Il est toujours intéressant d’assister au dialogue d’artistes contemporains avec des collections muséales mais on attend des conservateurs ou des curateurs qui encouragent ce type d’initiative un réel travail de mise en perspective. La programmation du Musée de Gap en cet été 2017 procède d’une rare confusion. On y célèbre l’année Lesdiguières et … Buffalo Bill, on y montre les animaux naturalisés et une invitation est lancée au FRAC PACA. Le nouveau parcours de visite se place sous le prétexte fort général « Entre-Temps ». Dans ce parcours chaotique des artistes réussissent cependant à émerger.
Ils utilisent des techniques fort diverses et recourent à des esthétiques tout aussi divergentes. Du FRAC on est toujours intéressés à revoir des pièces photographiques de Natacha Lesueur, une vidéo interrogeant le vêtement de Marie-Ange Guilleminot, des aquarelles urbaines d’Yvan Salomone ou un ensemble de petits tirages repeints par Philippe Cognée qui rejoignent dans leur approximation les encaustiques chauffées qui l’ont rendu célèbre.
En revanche le visiteur ne doit pas chercher à élucider la différence faite par les commissaires entre ce qu’ils réunissent comme « Rappel » ce qui se regroupe en tant que « Paysage(s) » et ce qui mérite l’augmentatif « Tant » (sic) . Il peut alors apprécier la façon dont Michel Barjol travaille lui aussi des peintures sur support argentique pour leur redonner une matérialité nouvelle. L’intensité des œuvres en zinc de Pascal Catry provient du détournement paysager qu’il opère de leur érosion par les intempéries. L’ensemble le plus émouvant est dû aux « Pluies noires » de Fukushima. Sophie Menuet une artiste de la région présente différentes œuvres dans plusieurs espaces. Une armure de tissu laineux semble rendre hommage plus à Beuys qu’à Lesdiguière ! Elle arbore pour des auto-fictions de complexes masques de tissu qui répondent à ses vanités sculptées en soie. Dans des vitrines de petites sculptures bien que référencées dans leur titre à l’animalité trouvent une violence feutrée qui nous rappelle certaines petites pièces de Louise Bourgeois.
Quand on découvre les vidéos de Bertrand Gadenne et notamment l’installation de son « Cochon » qui diverge de ses pièces plus épurées comme « La langoustine » on se souvient certes d’avoir vu trois niveaux plus bas ses congénères empaillés, mais ce n’est encore une fois pas pensé ou scénographié.
La technique comme les sujets de Nicolas Daubanes n’ont rien à faire avec l plupart des autres œuvres. Son univers carcéral est parfaitement mis en valeur par son utilisation de la poudre de fer aimantée.

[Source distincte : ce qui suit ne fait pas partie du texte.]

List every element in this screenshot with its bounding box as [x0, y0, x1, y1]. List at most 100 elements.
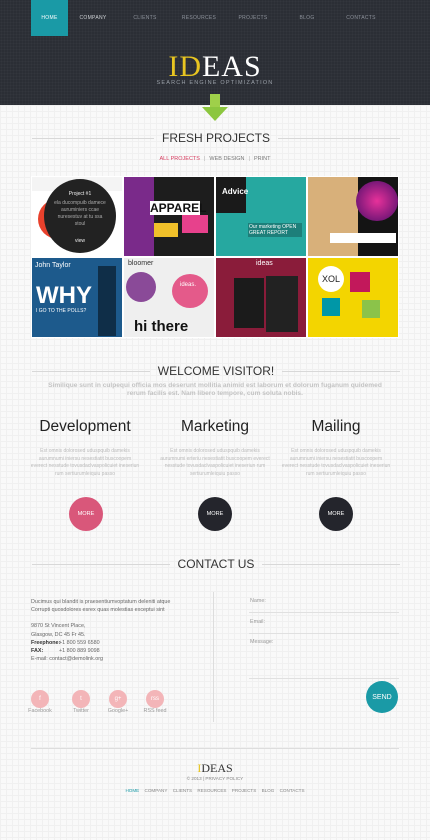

Si un dialogue était possible il s’instaurerait avec les photographies de Florent Mattei, deux étages plus haut. Bien que relevant de mises en scènes inspirées de la méthode Jeff Wall elles réussissent à instaurer une relation vraie entre corps masculins et espaces d’une violence péri-urbaine. A partir de la ville ou plutôt de ses constructions en déshérence Max Charvolen organise quant à lui ses prélèvements muraux pour une abstraction domestique dessinée.

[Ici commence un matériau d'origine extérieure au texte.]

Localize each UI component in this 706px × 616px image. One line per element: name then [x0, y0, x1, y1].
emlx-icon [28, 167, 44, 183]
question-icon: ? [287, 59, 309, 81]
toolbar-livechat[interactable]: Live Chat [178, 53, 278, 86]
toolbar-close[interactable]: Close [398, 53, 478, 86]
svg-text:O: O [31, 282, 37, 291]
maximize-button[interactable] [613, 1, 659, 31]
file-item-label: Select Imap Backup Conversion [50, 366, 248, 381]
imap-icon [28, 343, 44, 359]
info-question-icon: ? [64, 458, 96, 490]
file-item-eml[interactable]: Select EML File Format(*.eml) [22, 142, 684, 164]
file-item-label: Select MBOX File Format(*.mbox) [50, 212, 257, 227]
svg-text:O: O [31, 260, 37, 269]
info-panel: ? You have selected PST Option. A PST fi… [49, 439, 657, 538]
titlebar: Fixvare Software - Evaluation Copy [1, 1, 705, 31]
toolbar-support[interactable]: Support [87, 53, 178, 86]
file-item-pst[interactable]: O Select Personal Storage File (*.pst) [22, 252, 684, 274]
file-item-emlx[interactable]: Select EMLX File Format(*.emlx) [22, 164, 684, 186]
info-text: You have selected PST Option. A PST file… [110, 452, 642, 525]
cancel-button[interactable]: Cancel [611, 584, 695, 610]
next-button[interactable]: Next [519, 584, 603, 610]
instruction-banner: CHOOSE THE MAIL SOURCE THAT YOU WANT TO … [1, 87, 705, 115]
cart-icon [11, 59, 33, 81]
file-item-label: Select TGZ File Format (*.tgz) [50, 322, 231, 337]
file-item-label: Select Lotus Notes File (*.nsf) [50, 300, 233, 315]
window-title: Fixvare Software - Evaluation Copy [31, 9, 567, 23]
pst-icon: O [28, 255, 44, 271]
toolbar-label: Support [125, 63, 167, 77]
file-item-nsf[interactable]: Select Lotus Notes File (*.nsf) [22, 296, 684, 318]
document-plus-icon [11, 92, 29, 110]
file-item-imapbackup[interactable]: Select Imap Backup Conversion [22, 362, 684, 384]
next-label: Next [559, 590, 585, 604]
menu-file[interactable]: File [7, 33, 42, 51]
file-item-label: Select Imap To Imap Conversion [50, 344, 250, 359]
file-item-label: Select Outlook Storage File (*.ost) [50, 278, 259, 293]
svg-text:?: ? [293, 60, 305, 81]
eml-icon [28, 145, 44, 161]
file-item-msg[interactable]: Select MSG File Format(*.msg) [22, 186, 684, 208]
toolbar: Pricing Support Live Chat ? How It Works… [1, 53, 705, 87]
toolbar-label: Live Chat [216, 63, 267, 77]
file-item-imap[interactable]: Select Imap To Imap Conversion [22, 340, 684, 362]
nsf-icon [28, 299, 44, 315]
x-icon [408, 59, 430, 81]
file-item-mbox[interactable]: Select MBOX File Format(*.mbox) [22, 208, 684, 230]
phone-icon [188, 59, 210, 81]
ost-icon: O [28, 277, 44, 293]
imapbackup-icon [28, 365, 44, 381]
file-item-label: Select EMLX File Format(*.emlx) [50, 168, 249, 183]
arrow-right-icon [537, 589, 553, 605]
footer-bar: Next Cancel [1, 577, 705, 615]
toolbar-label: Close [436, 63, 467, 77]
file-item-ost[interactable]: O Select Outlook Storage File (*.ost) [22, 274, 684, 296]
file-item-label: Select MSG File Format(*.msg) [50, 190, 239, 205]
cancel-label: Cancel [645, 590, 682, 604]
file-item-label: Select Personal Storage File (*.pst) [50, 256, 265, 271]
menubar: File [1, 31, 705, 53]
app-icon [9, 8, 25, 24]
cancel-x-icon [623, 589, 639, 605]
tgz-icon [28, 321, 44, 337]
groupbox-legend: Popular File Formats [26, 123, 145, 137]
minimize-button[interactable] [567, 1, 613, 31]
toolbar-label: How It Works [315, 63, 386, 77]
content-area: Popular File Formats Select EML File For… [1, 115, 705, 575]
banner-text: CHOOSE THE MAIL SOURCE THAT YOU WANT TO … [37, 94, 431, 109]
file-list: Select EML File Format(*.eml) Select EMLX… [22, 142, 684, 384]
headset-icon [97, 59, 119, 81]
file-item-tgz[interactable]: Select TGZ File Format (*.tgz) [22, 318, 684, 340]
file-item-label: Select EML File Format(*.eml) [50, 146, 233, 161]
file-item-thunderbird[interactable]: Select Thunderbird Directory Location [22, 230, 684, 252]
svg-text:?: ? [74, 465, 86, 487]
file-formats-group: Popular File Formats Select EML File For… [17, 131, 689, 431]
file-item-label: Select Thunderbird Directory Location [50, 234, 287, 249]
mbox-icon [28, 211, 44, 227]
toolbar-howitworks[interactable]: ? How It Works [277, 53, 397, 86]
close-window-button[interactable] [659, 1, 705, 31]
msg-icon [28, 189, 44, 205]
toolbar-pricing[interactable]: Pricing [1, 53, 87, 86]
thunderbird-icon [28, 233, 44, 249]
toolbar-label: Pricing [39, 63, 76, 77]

Avec une technique classique du dessin de haute précision Michel Houssin recrée un monde ou le microcosme d’un front ridé comme « Paysage de vie » répond au macrocosme d’une « Foule » élaborée tout au long d’une année pour que les prémisses encore informes du haut du tableau deviennent une nuée de portraits très singularisés dans e bas du cadre.
Décidément les grandes œuvres résistent à tous les aléas d’accrochages aussi improbables soient ils.